Can approaches from (experimental) music/sound to social interpretation of text shed any light on our thinking about Prism? Let’s get the Praxis Band together and find out:
1. Significant Rhythm Hocket
Additional Materials: a sound playback device with headphones and a musical instrument for each participant. Instrument can be small percussion/found object/otherwise improvised or homemade.
Instructions: Mark the one word (or syllable) you find most significant in the poem. Mark each occurrence of that word. Group listens to recorded reading of poem simultaneously (all press play on your iPods at the same time). Devise a sound of appropriate length on your instrument. Make this sound (always the same sound) each time you hear your word.
2. Inverse Rally
Text: a political speech.
Materials: Sound recording equipment and sound playback device with speaker for each participant. (Or a multichannel playback system with one channel per participant.)
Instructions: each participant rehearses the speech and records their own performance. Recordings are assembled and played back simultaneously on a loop through a multi-channel sound installation. Correlation between sound file data (or sonograms? normalized in some fashion?) is visualized.
Text: A recorded text that’s meant to get laughs. Perhaps a comedy record?
Additional Materials: Sound recording equipment. A situation in which group can be recorded together as well as separately. Playback with headphones for each participant.
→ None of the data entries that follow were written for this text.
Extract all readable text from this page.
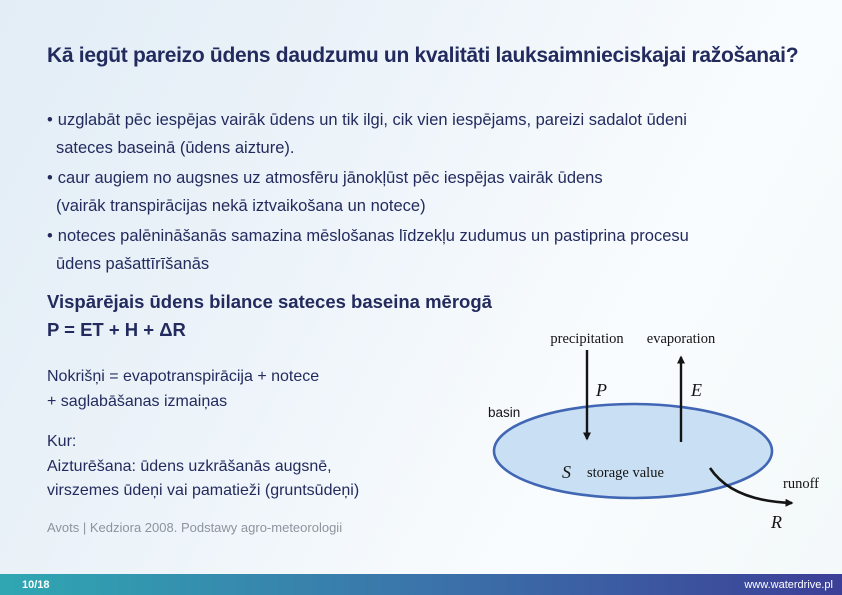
Kā iegūt pareizo ūdens daudzumu un kvalitāti lauksaimnieciskajai ražošanai?
• uzglabāt pēc iespējas vairāk ūdens un tik ilgi, cik vien iespējams, pareizi sadalot ūdeni
sateces baseinā (ūdens aizture).
• caur augiem no augsnes uz atmosfēru jānokļūst pēc iespējas vairāk ūdens
(vairāk transpirācijas nekā iztvaikošana un notece)
• noteces palēnināšanās samazina mēslošanas līdzekļu zudumus un pastiprina procesu
ūdens pašattīrīšanās
Vispārējais ūdens bilance sateces baseina mērogā
P = ET + H + ΔR
Nokrišņi = evapotranspirācija + notece
+ saglabāšanas izmaiņas
Kur:
Aizturēšana: ūdens uzkrāšanās augsnē,
virszemes ūdeņi vai pamatieži (gruntsūdeņi)
Avots | Kedziora 2008. Podstawy agro-meteorologii
precipitation evaporation
P	E
basin
S storage value
runoff
R
10/18	www.waterdrive.pl
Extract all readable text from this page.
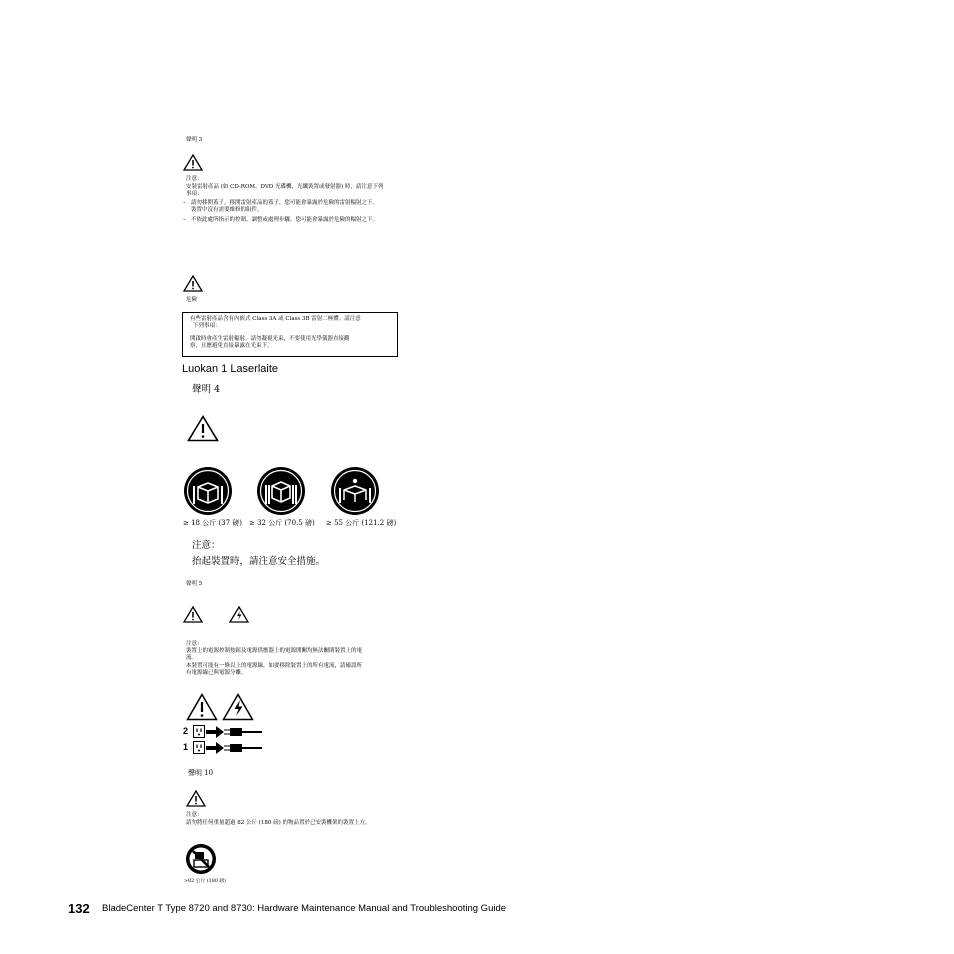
聲明 3
注意：
安裝雷射產品 (如 CD-ROM、DVD 光碟機、光纖裝置或發射器) 時，請注意下列
事項：
– 請勿移開蓋子。移開雷射產品的蓋子，您可能會暴露於危險的雷射輻射之下。
裝置中沒有需要維修的組件。
– 不依此處所指示的控制、調整或處理步驟，您可能會暴露於危險的輻射之下。
危險
有些雷射產品含有內嵌式 Class 3A 或 Class 3B 雷射二極體。請注意
下列事項：
開啟時會產生雷射輻射。請勿凝視光束，不要使用光學儀器直接觀
察，且應避免直接暴露在光束下。
Luokan 1 Laserlaite
聲明 4
≥ 18 公斤 (37 磅) ≥ 32 公斤 (70.5 磅) ≥ 55 公斤 (121.2 磅)
注意：
抬起裝置時，請注意安全措施。
聲明 5
注意：
裝置上的電源控制按鈕及電源供應器上的電源開關均無法關閉裝置上的電
流。
本裝置可能有一條以上的電源線，如要移除裝置上的所有電流，請確認所
有電源線已與電源分離。
2
1
聲明 10
注意：
請勿將任何重量超過 82 公斤 (180 磅) 的物品置於已安裝機架的裝置上方。
>82 公斤 (180 磅)
132 BladeCenter T Type 8720 and 8730: Hardware Maintenance Manual and Troubleshooting Guide
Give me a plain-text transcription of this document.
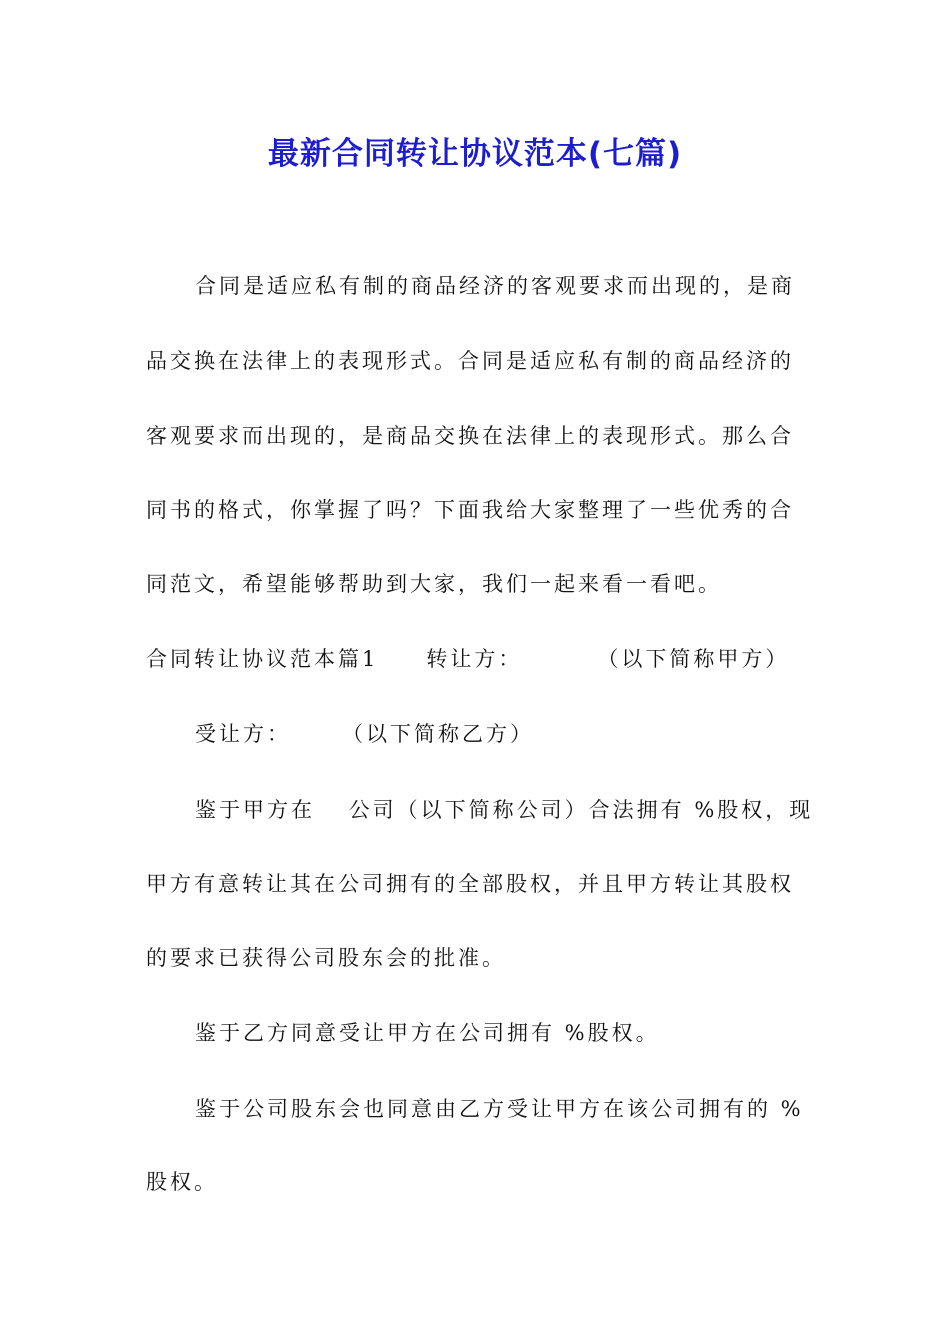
最新合同转让协议范本(七篇)
合同是适应私有制的商品经济的客观要求而出现的，是商
品交换在法律上的表现形式。合同是适应私有制的商品经济的
客观要求而出现的，是商品交换在法律上的表现形式。那么合
同书的格式，你掌握了吗？下面我给大家整理了一些优秀的合
同范文，希望能够帮助到大家，我们一起来看一看吧。
合同转让协议范本篇1　　转让方：　　　　（以下简称甲方）
受让方：　　　（以下简称乙方）
鉴于甲方在　 公司（以下简称公司）合法拥有 %股权，现
甲方有意转让其在公司拥有的全部股权，并且甲方转让其股权
的要求已获得公司股东会的批准。
鉴于乙方同意受让甲方在公司拥有 %股权。
鉴于公司股东会也同意由乙方受让甲方在该公司拥有的 %
股权。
Instructions: Participants’ vocal reactions are recorded while listening to comedy. Ideally they are recorded with a high quality microphone in a quiet space (like a recording studio) so that subtle subvocal reactions are recorded as well as laughing proper. Group is also recorded while listening to the text together for comparison. Sound recordings are correlated with the text and visualized. And, of course, we compile the separately recorded laugh tracks, mix them, and listen to them without the original comedy.